Even though the U.K. CPI came in as expected at 2.7% and the core report barely missed expectations (2.3% vs. projected 2.4%), speculation began to circulate that today’s BOE Inflation Report would take a dovish tone. This, of course, meant that some traders believe that if inflation remains subdued, it would give the BOE more room for bond purchases later on.
Combining this with Draghi’s comments that fears of a currency war were out of place, it’s no wonder that EUR/GBP soared higher and hit my stop loss midway through yesterday’s London session!
Stopped out at .8620: -69 pips / -0.50%
To be honest, I didn’t quite see that happening, but I don’t have any regrets over taking this trade. The technical setup was really nice, and at that time, I really thought the Fib levels would hold. It’s not like I knew that the euro would make a decent comeback yesterday either.
So, a little slip up before V-day, but I ain’t gonna let this ruin my mood! On to the next trade!
Trade Idea: 2013-02-12 03:15
I’ve been waiting for this moment for a while now, so I didn’t hesitate to sell EUR/GBP at market once the signals lined up!
After EUR/GBP had formed a double top formation with lower highs, I had begun to develop a bearish bias for the pair. I figured it was a only a matter of time before this sucker traded lower, and lo and behold, price broke down below the .8560 neckline on Thursday, thanks to Mario Draghi’s remarks on the euro.
I held back from selling the initial drop because I wanted a better price and reward-to-risk ratio, so I sat on the sidelines and waited for this pair to retrace its footsteps. Now, it’s right where I want it to be – in a confluence zone! It’s go time, baby!
Sold at market (.8551), stop loss at .8620, profit target at .8450. Risked 0.5% of my account.
I sold in this area because we have a cluster of inflection points here:
- The 50% Fibonacci retracement level
- Former neckline support
- Approximately 1 full ATR from the week open
Aside from that, we got one more sign of confirmation from the spinning top that formed right in this area.

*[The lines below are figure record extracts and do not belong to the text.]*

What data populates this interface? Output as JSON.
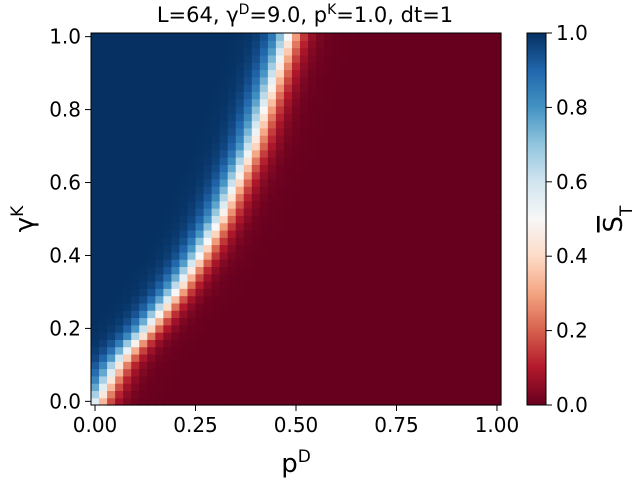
{
  "chart_data": {
    "type": "heatmap",
    "title": {
      "parts": [
        {
          "t": "L=64, "
        },
        {
          "t": "γ"
        },
        {
          "t": "D",
          "sup": true
        },
        {
          "t": "=9.0, "
        },
        {
          "t": "p"
        },
        {
          "t": "K",
          "sup": true
        },
        {
          "t": "=1.0, dt=1"
        }
      ]
    },
    "xlabel": {
      "base": "p",
      "sup": "D"
    },
    "ylabel": {
      "base": "γ",
      "sup": "K"
    },
    "colorbar_label": {
      "base": "S",
      "sub": "T",
      "overline": true
    },
    "xlim": [
      0,
      1
    ],
    "ylim": [
      0,
      1
    ],
    "xticks": [
      "0.00",
      "0.25",
      "0.50",
      "0.75",
      "1.00"
    ],
    "yticks": [
      "0.0",
      "0.2",
      "0.4",
      "0.6",
      "0.8",
      "1.0"
    ],
    "colorbar_ticks": [
      "0.0",
      "0.2",
      "0.4",
      "0.6",
      "0.8",
      "1.0"
    ],
    "grid": {
      "nx": 51,
      "ny": 51
    },
    "transition": {
      "description": "S_T = 0.5 along boundary p_D(γ_K); S_T≈1 to the left, ≈0 to the right",
      "gamma": [
        0.0,
        0.05,
        0.1,
        0.15,
        0.2,
        0.3,
        0.4,
        0.5,
        0.6,
        0.7,
        0.8,
        0.9,
        1.0
      ],
      "p_boundary": [
        0.005,
        0.03,
        0.055,
        0.09,
        0.13,
        0.2,
        0.26,
        0.31,
        0.35,
        0.39,
        0.42,
        0.45,
        0.48
      ],
      "width": 0.022
    },
    "colormap": "RdBu",
    "colormap_stops": [
      "#67001f",
      "#b2182b",
      "#d6604d",
      "#f4a582",
      "#fddbc7",
      "#f7f7f7",
      "#d1e5f0",
      "#92c5de",
      "#4393c3",
      "#2166ac",
      "#053061"
    ]
  }
}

Fundamentally, I think this trade makes sense, especially since the euro has come under renewed selling pressure after Draghi expressed concern about the euro’s strength late last week. Aside from that, political issues in the euro zone have reintroduced uncertainty, which I think should cap off the euro’s gains for now. Overall, it seems to me that the shared currency still has a bit of room to fall, considering how long and extended its recent rally has lasted.